By Dan Namowitz
Aircraft Owners and Pilots Association
When river flooding from violent storms shut down a major interstate highway in Texas and threatened to disable key public facilities in mid-March, general aviation pilots provided officials monitoring the situation with timely updates on the rapidly changing situation.
Different pilots and members of the Texas Wing of the Civil Air Patrol (CAP) flew dozens of missions and took thousands of digital photos in support of the emergency response. And in some cases, they found that the risks posed by the situation weren’t only on the ground.
“The State Operation Center uses the imagery for state response and mitigation planning by Texas Division Emergency Management, Texas Commission on Environmental Quality and Texas Department of Transportation,” the CAP’s Texas Wing said on its website.

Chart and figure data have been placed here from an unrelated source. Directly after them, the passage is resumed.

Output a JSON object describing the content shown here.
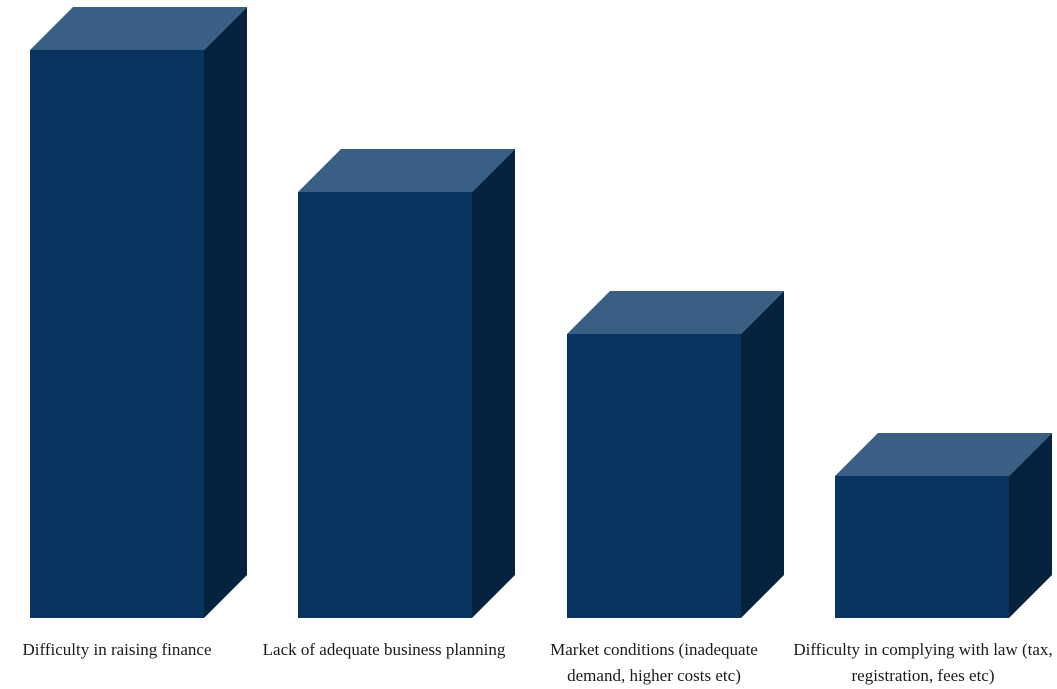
{
  "colors": {
    "front": "#08345f",
    "top": "#3a5f84",
    "side": "#05223e"
  },
  "chart_data": {
    "type": "bar",
    "categories": [
      "Difficulty in raising finance",
      "Lack of adequate business planning",
      "Market conditions (inadequate demand, higher costs etc)",
      "Difficulty in complying with law (tax, registration, fees etc)"
    ],
    "values": [
      4,
      3,
      2,
      1
    ],
    "ylim": [
      0,
      4
    ]
  }
}
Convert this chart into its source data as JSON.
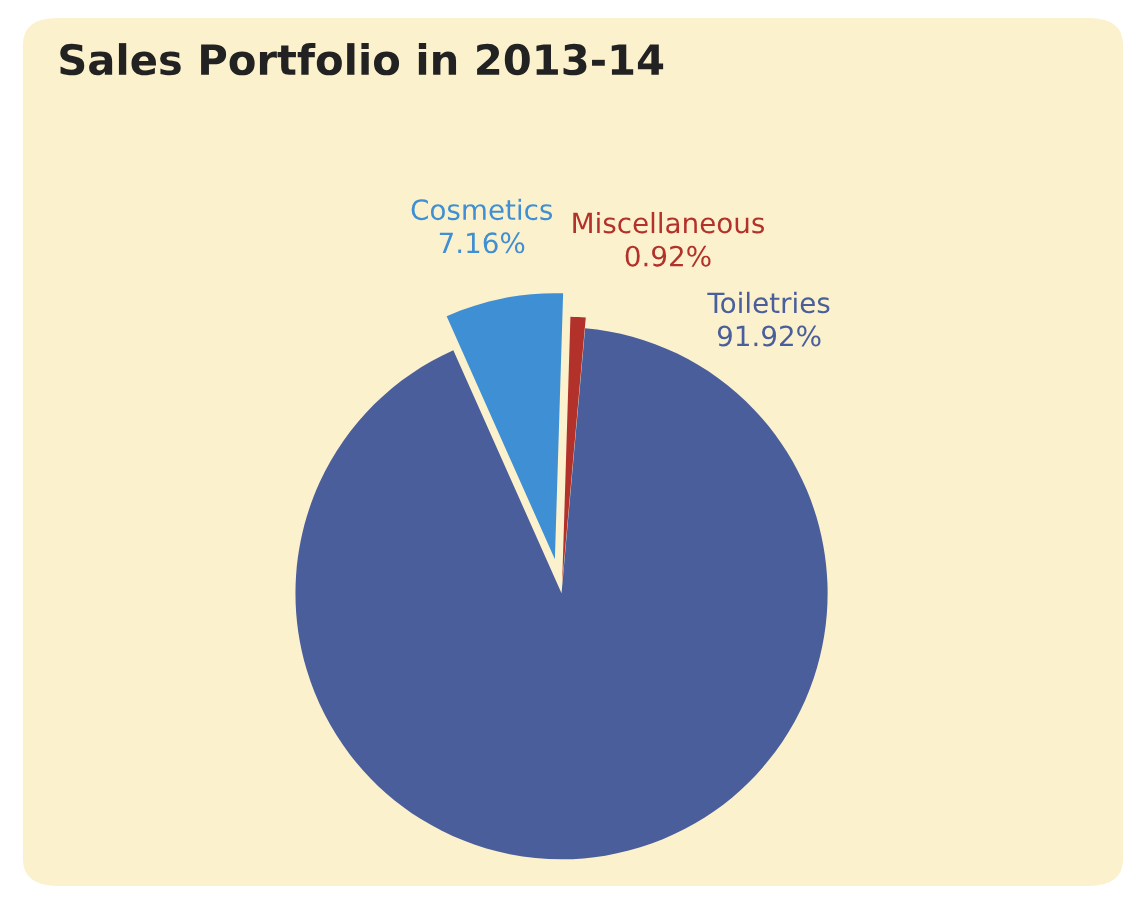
{
  "chart_data": {
    "type": "pie",
    "title": "Sales Portfolio in 2013-14",
    "categories": [
      "Cosmetics",
      "Miscellaneous",
      "Toiletries"
    ],
    "values": [
      7.16,
      0.92,
      91.92
    ],
    "colors": [
      "#3f8fd4",
      "#b2312b",
      "#4a5e9c"
    ],
    "value_labels": [
      "7.16%",
      "0.92%",
      "91.92%"
    ]
  }
}
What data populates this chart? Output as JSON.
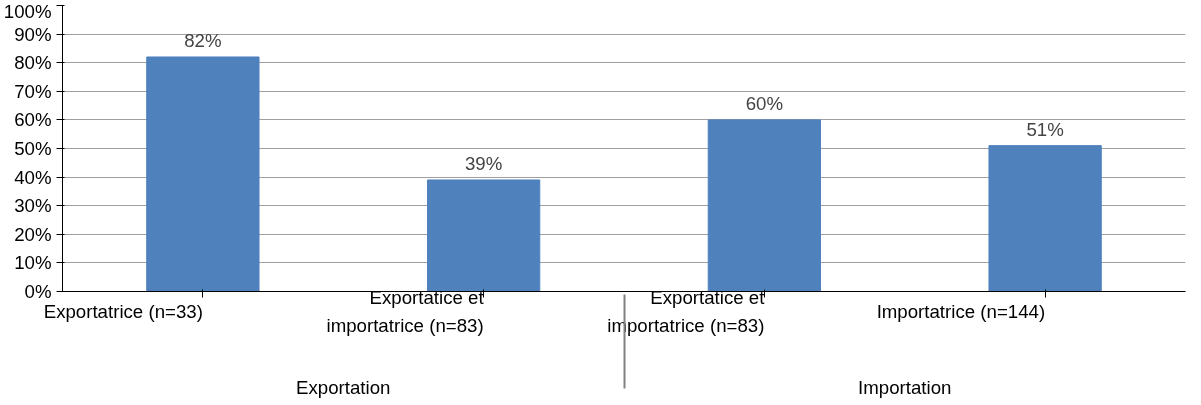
{
  "chart_data": {
    "type": "bar",
    "categories": [
      "Exportatrice (n=33)",
      "Exportatice et importatrice (n=83)",
      "Exportatice et importatrice (n=83)",
      "Importatrice (n=144)"
    ],
    "values": [
      82,
      39,
      60,
      51
    ],
    "color": "#4f81bd",
    "value_labels": [
      "82%",
      "39%",
      "60%",
      "51%"
    ],
    "annotations": [
      "Exportation",
      "Importation"
    ],
    "ylim": [
      0,
      100
    ],
    "yticks": [
      {
        "value": 0,
        "label": "0%"
      },
      {
        "value": 10,
        "label": "10%"
      },
      {
        "value": 20,
        "label": "20%"
      },
      {
        "value": 30,
        "label": "30%"
      },
      {
        "value": 40,
        "label": "40%"
      },
      {
        "value": 50,
        "label": "50%"
      },
      {
        "value": 60,
        "label": "60%"
      },
      {
        "value": 70,
        "label": "70%"
      },
      {
        "value": 80,
        "label": "80%"
      },
      {
        "value": 90,
        "label": "90%"
      },
      {
        "value": 100,
        "label": "100%"
      }
    ],
    "grid": "y"
  }
}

The CAP was credited for doing “a great job of day-by-day documentation of changing conditions at key structures,” by Dr. Gordon Wells, program manager of the Center for Space Research at the University of Texas-Austin.
As a newspaper in Tyler, Texas, reported, some CAP pilots flying as low as 1,000 feet agl initially found themselves in the same airspace as numerous aircraft of various types, “‘from helicopters to ultralights,’” according to Maj. Steve Robertson, southwest region director of emergency services, that were not monitoring the same frequencies, but also pitching in. The profusion of traffic caused some CAP aircraft “to deviate from the intended flight route,” the paper reported. At the CAP’s request, the FAA imposed a temporary flight restriction for a portion of the recovery period. The TFR included unmanned aircraft in the flight prohibitions.
On March 17, the Weather Channel reported that the Sabine River dividing Texas and Louisiana crested at Deweyville, breaking “the unofficial highest river level set over 130 years ago” after a week of torrential rain. Mandatory evacuations, the flooding of hundreds of homes and numerous rescues were in progress as two reservoirs on the river overflowed. Along the border of Texas and Louisiana, the Weather Channel described the river’s flooding as “historic.”
South of Deweyville, the two-state area continued to be hard-hit.
“Interstate 10 was closed at the Louisiana/Texas border for at least four days,” said AOPA Central/Southwest Regional Manager Yasmina Platt, who monitored some of the continuing CAP flights’ radio reports as she flew herself from Orange, Texas, to Baton Rouge, Louisiana, to participate in a legislative hearing on March 21.
About one-third the length of I-10, which runs from Santa Monica, California, to Jacksonville, Florida, and is the southernmost major interstate highway in the United States, is within the state of Texas. The highway reopened on March 18 after waters receded.